Can anyone please shed some light on what I might be missing?
Seems strange that Cloning into './feeds/packages'..., Cloning into './feeds/telephony'..., and Cloning into './feeds/freifunk'... were successful, but Cloning into './feeds/luci'... and Cloning into './feeds/routing'...
both returned: fatal: unable to access 'https://git.openwrt.org/project/luci.git/': gnutls_handshake() failed: Error in the pull function.
Your browser has no role in the download.
As you ssee from the error message, the "GnuTLS" library is used for the download byu the download tool.
No idea what is wrong, but likely something related to your environment (cache, antivirus, whatever), as there been no general error flood about downloads.
Yea. I felt more than a little dense when I thought about it.

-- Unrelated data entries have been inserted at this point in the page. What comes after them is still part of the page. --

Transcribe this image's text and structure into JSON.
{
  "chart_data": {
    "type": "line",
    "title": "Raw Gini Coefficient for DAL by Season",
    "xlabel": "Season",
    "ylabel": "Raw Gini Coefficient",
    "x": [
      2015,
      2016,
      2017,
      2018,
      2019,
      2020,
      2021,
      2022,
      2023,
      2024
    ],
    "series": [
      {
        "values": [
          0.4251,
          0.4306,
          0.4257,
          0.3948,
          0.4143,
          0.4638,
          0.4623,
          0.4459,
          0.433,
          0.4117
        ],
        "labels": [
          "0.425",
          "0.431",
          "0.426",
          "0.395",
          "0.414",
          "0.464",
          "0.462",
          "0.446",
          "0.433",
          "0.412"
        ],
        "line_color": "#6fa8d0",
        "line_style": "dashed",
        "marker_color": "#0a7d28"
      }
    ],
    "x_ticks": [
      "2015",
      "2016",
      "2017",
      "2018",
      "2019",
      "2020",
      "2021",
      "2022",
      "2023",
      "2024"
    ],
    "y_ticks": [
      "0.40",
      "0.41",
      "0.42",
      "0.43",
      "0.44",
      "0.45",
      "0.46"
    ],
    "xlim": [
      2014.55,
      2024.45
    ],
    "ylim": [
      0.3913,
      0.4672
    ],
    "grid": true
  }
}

FWIW, I have a suspicion it may have had something to do with my VPN and/or PBR. I can't be definitive of that, but with two contrasting fails and success only when VPN and VPN-PBR are taken out of the equation, well . . . I dunno.
rm -r openwrt
and started over - Updating feed 'luci' was sucessful this time, but conversely, Updating feed 'telephony' failed this time around. Hmmm - contrasting outcome.
Grasping at straws, I stopped PBR and took down the VPN and repeated the process. Voila! Success.
Likely your software caused the SSL handshake to fail due a "man-in-the-middle" attack suspicion, or something like that. Having any middlemen in HTTPS traffic is a no-go for secure libraries.